‘Flight:’ Soaring on the back of a butterfly

01/18/2013 1:05 AM

01/25/2013 4:01 PM

Science fiction writers dream up plots about families on multi-generational space voyages, where the great-grandmother never sees the end and the great-granddaughter never knew the beginning. What’s the big deal? Monarch butterflies make such astonishing migrations all the time.

“Flight of the Butterflies,” the new big-screen movie at Discovery Place, contains remarkable footage of these fragile astronauts, which make the northward trek to Canada for summer and return to sheltering mountains in Mexico for winter. (If you plant milkweed in your backyard garden, these wayfarers may lay eggs on it. Monarch caterpillars snack on their own empty egg sacs, then chomp milkweed leaves before entering the chrysalis stage.)

Director Mike Slee (“Meerkat Manor” and “Bugs! A Rainforest Adventure!) tells two stories. One follows a monarch and her descendants on such a journey. The other profiles zoologist Fred Urquhart (Gordon Pinsent), who married Norah (Patricia Phillips) and enlisted her in a four-decade effort to tag and track butterflies. When two young assistants find their Mexican refuge and summon the Urquharts, the film provides a brief emotional buzz.

Maybe Slee did that because audiences don’t anthropomorphize insects, as we like to do with even small mammals. Butterflies are indistinguishable and mysterious to us, however lovely; by introducing a human element, Slee gives us someone to root for. (The Canadian-backed film uses major Canadian players: Pinsent starred in “Away From Her,” opposite Oscar-nominated Julie Christie, and narrator Megan Follows is a TV star there.)

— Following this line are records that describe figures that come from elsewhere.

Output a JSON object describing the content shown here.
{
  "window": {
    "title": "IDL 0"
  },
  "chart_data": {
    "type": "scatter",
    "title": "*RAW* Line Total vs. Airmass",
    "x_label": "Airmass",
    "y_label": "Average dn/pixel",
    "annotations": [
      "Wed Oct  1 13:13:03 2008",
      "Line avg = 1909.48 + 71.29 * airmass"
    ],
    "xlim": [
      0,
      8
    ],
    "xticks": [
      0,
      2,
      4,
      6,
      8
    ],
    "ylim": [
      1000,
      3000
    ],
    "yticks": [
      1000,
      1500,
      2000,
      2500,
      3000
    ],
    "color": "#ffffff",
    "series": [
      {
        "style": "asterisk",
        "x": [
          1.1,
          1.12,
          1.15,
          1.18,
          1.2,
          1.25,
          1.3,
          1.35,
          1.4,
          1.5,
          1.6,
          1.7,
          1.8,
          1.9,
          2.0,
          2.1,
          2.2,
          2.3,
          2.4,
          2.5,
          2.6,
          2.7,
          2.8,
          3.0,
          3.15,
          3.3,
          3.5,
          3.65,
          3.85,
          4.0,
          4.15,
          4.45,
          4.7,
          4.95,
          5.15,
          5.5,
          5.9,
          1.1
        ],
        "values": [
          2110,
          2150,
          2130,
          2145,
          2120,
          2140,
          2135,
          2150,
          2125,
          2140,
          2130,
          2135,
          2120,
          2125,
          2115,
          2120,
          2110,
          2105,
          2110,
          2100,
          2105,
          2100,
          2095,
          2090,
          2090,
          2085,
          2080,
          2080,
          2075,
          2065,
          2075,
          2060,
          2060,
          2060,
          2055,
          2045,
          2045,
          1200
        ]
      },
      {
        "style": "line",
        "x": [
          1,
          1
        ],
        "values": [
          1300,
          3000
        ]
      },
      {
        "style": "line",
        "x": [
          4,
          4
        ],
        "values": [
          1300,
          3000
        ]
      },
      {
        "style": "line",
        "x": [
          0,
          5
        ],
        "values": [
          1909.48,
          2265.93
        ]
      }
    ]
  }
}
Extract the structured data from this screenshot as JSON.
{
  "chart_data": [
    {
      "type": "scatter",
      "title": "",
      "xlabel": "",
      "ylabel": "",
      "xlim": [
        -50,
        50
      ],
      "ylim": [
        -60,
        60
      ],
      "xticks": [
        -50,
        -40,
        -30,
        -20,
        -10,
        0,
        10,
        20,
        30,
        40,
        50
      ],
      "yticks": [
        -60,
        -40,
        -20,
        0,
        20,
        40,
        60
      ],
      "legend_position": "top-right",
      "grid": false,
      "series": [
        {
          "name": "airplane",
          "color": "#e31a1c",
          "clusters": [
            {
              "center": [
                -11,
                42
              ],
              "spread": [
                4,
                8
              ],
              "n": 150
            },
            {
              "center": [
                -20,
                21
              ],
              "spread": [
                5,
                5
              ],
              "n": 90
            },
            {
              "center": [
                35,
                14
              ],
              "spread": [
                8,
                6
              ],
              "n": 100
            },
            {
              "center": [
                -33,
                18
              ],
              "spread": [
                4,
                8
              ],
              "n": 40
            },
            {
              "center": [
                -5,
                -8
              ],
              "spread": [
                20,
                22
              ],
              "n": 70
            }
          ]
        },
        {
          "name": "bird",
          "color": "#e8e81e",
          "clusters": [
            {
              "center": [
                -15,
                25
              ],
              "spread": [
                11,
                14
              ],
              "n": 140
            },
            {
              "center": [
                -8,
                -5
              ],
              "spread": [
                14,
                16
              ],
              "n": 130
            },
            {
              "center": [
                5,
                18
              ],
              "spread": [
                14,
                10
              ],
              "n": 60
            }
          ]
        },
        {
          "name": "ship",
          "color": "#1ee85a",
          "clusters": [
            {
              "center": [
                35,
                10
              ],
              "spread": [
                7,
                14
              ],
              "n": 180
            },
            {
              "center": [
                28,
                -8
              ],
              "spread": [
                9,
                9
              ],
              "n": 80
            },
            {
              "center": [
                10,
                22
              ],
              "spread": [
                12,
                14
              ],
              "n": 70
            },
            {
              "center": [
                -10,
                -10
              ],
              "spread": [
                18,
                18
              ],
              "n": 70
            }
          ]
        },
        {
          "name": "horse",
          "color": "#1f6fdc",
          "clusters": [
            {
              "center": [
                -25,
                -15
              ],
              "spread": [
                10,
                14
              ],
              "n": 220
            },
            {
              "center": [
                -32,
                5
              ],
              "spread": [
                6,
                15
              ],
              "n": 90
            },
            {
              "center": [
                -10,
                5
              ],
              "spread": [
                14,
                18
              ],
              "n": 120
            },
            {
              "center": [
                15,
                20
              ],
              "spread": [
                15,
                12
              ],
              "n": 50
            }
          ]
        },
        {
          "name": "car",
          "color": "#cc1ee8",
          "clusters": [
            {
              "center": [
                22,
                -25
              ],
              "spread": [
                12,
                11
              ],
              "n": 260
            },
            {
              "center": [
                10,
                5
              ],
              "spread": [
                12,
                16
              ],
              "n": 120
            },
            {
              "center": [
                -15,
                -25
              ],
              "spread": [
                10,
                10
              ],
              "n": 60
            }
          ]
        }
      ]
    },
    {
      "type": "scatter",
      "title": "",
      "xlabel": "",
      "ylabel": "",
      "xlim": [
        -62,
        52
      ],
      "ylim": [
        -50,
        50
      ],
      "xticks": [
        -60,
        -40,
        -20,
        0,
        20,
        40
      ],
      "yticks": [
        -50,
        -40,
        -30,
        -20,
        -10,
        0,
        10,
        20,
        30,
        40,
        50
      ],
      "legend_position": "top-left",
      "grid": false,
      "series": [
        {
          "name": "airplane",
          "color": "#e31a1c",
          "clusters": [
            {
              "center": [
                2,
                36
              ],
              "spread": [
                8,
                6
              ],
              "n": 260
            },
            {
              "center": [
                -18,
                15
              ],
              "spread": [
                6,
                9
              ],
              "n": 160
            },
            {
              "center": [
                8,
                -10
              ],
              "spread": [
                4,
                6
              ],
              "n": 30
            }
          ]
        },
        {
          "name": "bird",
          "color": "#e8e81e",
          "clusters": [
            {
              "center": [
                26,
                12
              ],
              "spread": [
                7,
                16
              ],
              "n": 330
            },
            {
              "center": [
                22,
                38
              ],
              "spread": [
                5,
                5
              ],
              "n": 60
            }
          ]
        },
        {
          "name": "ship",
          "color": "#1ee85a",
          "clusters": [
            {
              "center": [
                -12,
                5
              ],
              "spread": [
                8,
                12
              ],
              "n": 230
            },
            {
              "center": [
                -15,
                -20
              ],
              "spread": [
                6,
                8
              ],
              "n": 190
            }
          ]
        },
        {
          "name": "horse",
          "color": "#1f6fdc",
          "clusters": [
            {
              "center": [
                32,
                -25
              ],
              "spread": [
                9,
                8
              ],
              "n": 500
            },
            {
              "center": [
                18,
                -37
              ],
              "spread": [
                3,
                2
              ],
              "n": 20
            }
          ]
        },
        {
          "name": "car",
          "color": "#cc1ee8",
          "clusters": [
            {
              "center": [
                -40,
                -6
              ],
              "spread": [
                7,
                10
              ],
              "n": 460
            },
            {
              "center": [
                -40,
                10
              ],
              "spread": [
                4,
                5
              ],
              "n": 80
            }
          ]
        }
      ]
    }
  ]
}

I didn’t need that subplot, especially in a 45-minute film. I was happy watching an almost inverted monarch extrude an egg on the underside of a green shoot, or marveling at thousands of orange butterflies that clung to Mexican evergreen trees, like leaves that refused to give in to winter’s harassment.

The film offers bits of scientific fact without overwhelming us. I’d have liked to hear more about the threats that are already reducing monarch populations, especially the severe deforestation of their Mexican habitat (mentioned once in passing as “logging”).

But “Flight” isn’t really a scientific exploration of Danaus plexippus. Instead, it’s meant to inspire wonder at one of the globe’s most arduous journeys and the paper-thin creatures that make it year after year. That it does especially well.